Pearmain apple cultivars from England
- Adams Pearmain (syn. Norfolk Pippin)
- Augustus Pearmain C
- Balchin's Pearmain
- Baxters Pearmain ROv
- Benwell's Pearmain C
- Bristol Pearmain
- Cherry Pearmain R
- Christmas Pearmain
- Claygate Pearmain
- Federal Pearmain R
- Foulden Pearmain (syn. Horrex's Pearmain) Ov
- Golden Pearmain (syn. Ruckman's Pearmain) C
- Golden Winter Pearmain (syn. King of the Pippins) C
- Grange's Pearmain (syn. Granges Pippin)
- Hormead Pearmain (syn. Arundel Pearmain, Hormead Pippin) R
- Hubbard's Pearmain (syn. Russet Pearmain, Golden Vining, Hammon's Permain)
- Kilkenny Pearmain
- King Charles Pearmain
- Lamb Abbey Pearmain
- Laxton's Pearmain
- London Pearmain
- Mannington's Pearmain
- Mickleham Pearmain ROv
- Old Pearmain
- Oxnead Pearmain (syn. Earl of Yarmouth's Pearmain) C
- Parrys Pearmain Ov
- Ribston Pearmain ROb
- Royal Pearmain (syn. Herefordshire Pearmain, Hertfodshire Pearmain)
- Rushock Pearmain C
- Russet Table Pearmain ObOv
- Scarlet Pearmain(syn. Bell's Scarlet Pearmain Hood's Seedling, Oxford Peach) C
- Summer Pearmain, (syn. Autumn Pearmain) C
- Tibbett's Pearmain C
- Vale Mascal Pearmain R
- Wickham's Pearmain (syn. Week Pearmain)
- Winter Pearmain C
- Worcester Pearmain C
Of uncertain origin
- Barcelona Pearmain (syn. Speckled Pearmain, Polinia Pearmain) Ov
Pearmain apple cultivars from America
- American Summer Pearmain (syn. Early Summer Pearmain) R
- Blue Pearmain
- Canon Peramain Ob
- Clark's Pearmain C
- Cluster Pearmain
- Dan Pearmain R
- Large Striped Pearmain R
- Long Island Peamain Ob
- Red Winter Pearmain
- Russet Pearmain
- Sweet Pearmain
- White Winter Pearmain C
- Winthrop Pearmain

Pearmain cultivars from Germany
- Henzens Parmäne C
- Maibiers Parmäne
- Schwarzenbachs Parmäne COb
- Strawalds Neue Goldparmäne

==Present status of 'Old Pearmain' variety==

There have been many efforts to identify the original 'Pearmain' apple, of supposedly mediaeval origin. Hogg suggested the 'Winter Pearmain' to be the original, and synonymous with the 'Old Pearmain', though S. A. Beach, in his work Apples of New York, noted that "several different varieties" had been propagated in America and England under the name 'Winter Pearmain' and that in many descriptions "it is impossible to determine which Winter Pearmain the writer had in mind".
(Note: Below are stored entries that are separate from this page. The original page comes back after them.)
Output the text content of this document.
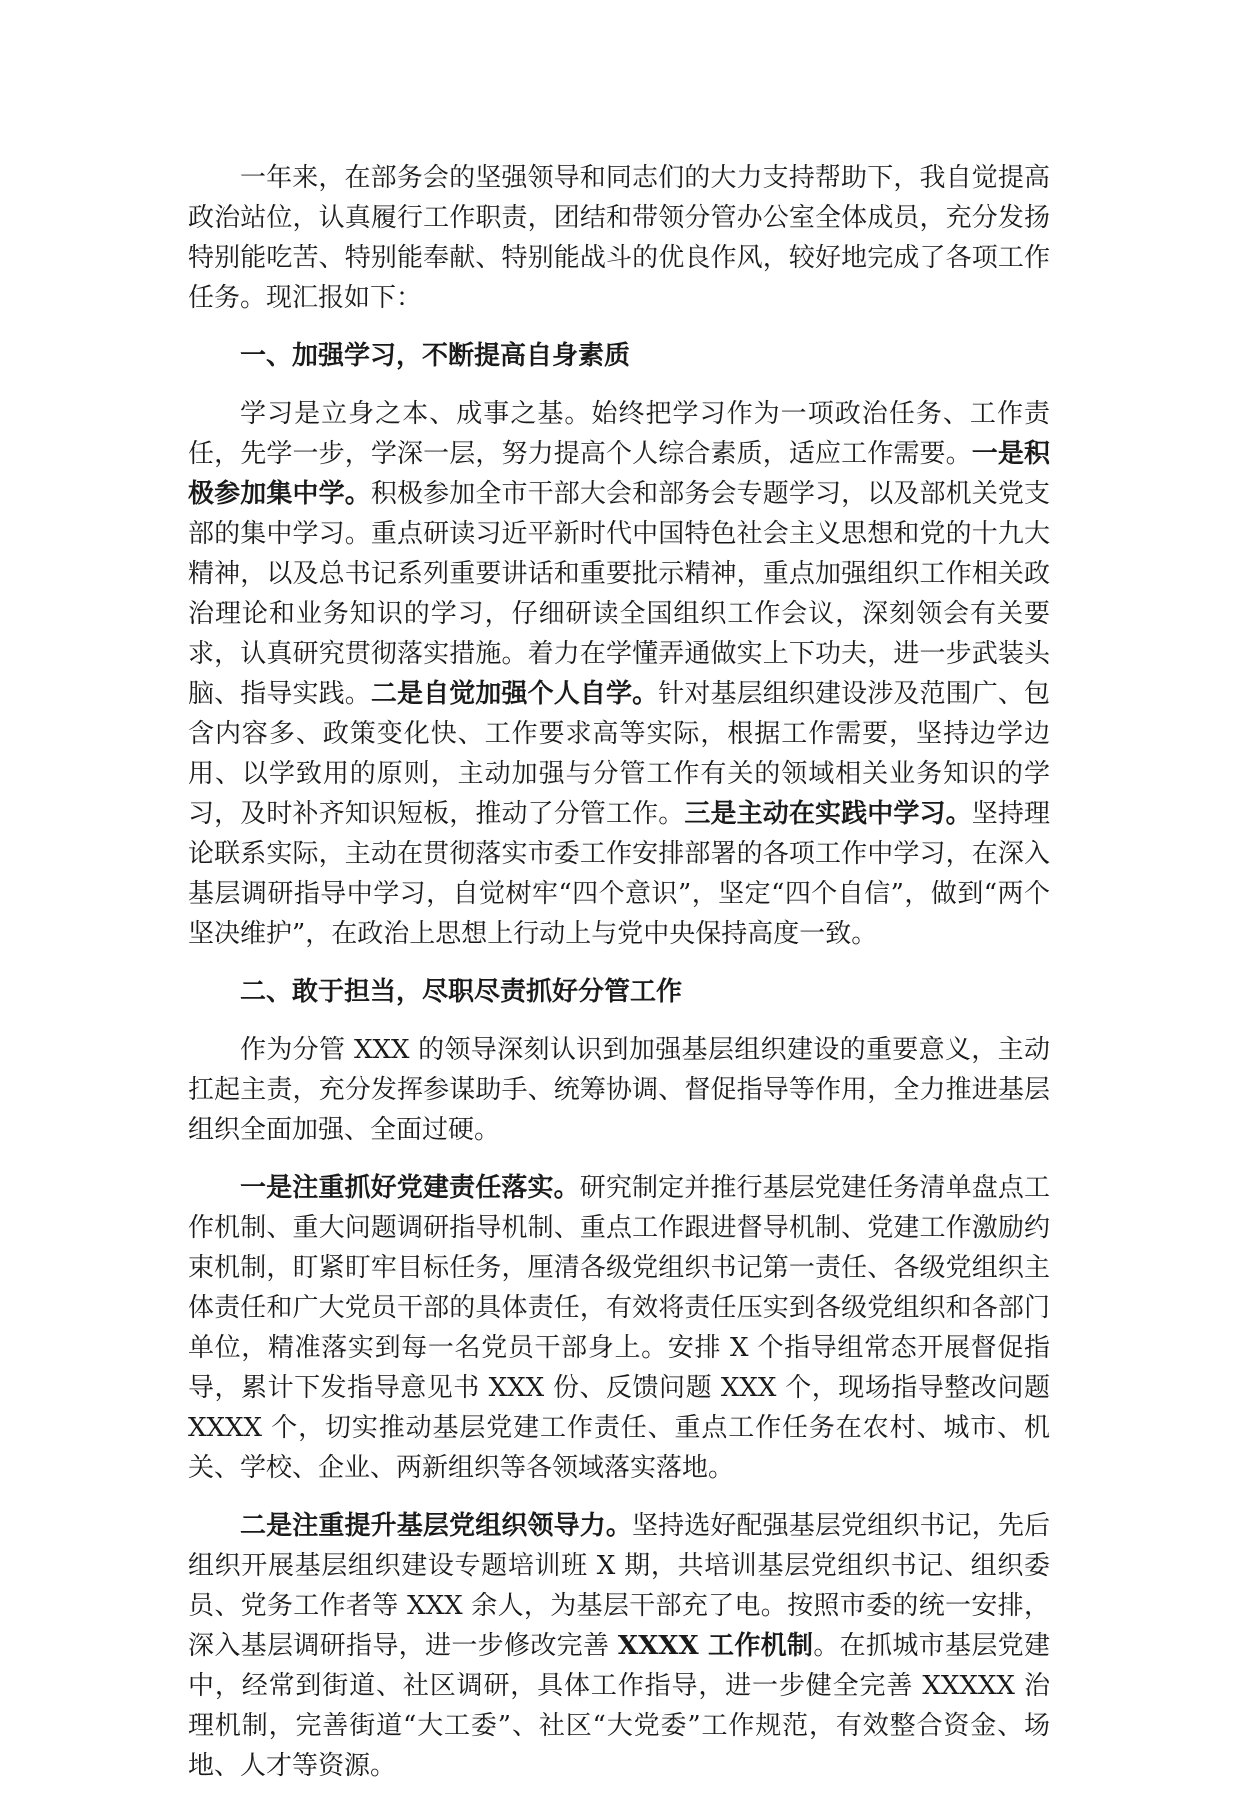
一年来，在部务会的坚强领导和同志们的大力支持帮助下，我自觉提高政治站位，认真履行工作职责，团结和带领分管办公室全体成员，充分发扬特别能吃苦、特别能奉献、特别能战斗的优良作风，较好地完成了各项工作任务。现汇报如下：

一、加强学习，不断提高自身素质

学习是立身之本、成事之基。始终把学习作为一项政治任务、工作责任，先学一步，学深一层，努力提高个人综合素质，适应工作需要。一是积极参加集中学。积极参加全市干部大会和部务会专题学习，以及部机关党支部的集中学习。重点研读习近平新时代中国特色社会主义思想和党的十九大精神，以及总书记系列重要讲话和重要批示精神，重点加强组织工作相关政治理论和业务知识的学习，仔细研读全国组织工作会议，深刻领会有关要求，认真研究贯彻落实措施。着力在学懂弄通做实上下功夫，进一步武装头脑、指导实践。二是自觉加强个人自学。针对基层组织建设涉及范围广、包含内容多、政策变化快、工作要求高等实际，根据工作需要，坚持边学边用、以学致用的原则，主动加强与分管工作有关的领域相关业务知识的学习，及时补齐知识短板，推动了分管工作。三是主动在实践中学习。坚持理论联系实际，主动在贯彻落实市委工作安排部署的各项工作中学习，在深入基层调研指导中学习，自觉树牢“四个意识”，坚定“四个自信”，做到“两个坚决维护”，在政治上思想上行动上与党中央保持高度一致。

二、敢于担当，尽职尽责抓好分管工作

作为分管 XXX 的领导深刻认识到加强基层组织建设的重要意义，主动扛起主责，充分发挥参谋助手、统筹协调、督促指导等作用，全力推进基层组织全面加强、全面过硬。

一是注重抓好党建责任落实。研究制定并推行基层党建任务清单盘点工作机制、重大问题调研指导机制、重点工作跟进督导机制、党建工作激励约束机制，盯紧盯牢目标任务，厘清各级党组织书记第一责任、各级党组织主体责任和广大党员干部的具体责任，有效将责任压实到各级党组织和各部门单位，精准落实到每一名党员干部身上。安排 X 个指导组常态开展督促指导，累计下发指导意见书 XXX 份、反馈问题 XXX 个，现场指导整改问题 XXXX 个，切实推动基层党建工作责任、重点工作任务在农村、城市、机关、学校、企业、两新组织等各领域落实落地。

二是注重提升基层党组织领导力。坚持选好配强基层党组织书记，先后组织开展基层组织建设专题培训班 X 期，共培训基层党组织书记、组织委员、党务工作者等 XXX 余人，为基层干部充了电。按照市委的统一安排，深入基层调研指导，进一步修改完善 XXXX 工作机制。在抓城市基层党建中，经常到街道、社区调研，具体工作指导，进一步健全完善 XXXXX 治理机制，完善街道“大工委”、社区“大党委”工作规范，有效整合资金、场地、人才等资源。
By contrast, Hogg believed the apple identified in some catalogues of the time as 'Old Pearmain' to in fact be a variety called 'Royal Pearmain'. Hogg later claimed to have identified the "true Old Pearmain" growing in the Dymock area. The current 'Old Pearmain' in the National Fruit Collection was received in 1924 from a Mr. Kelsey in Surrey, but is probably neither Hogg's variety nor the ancient 'Pearmain'.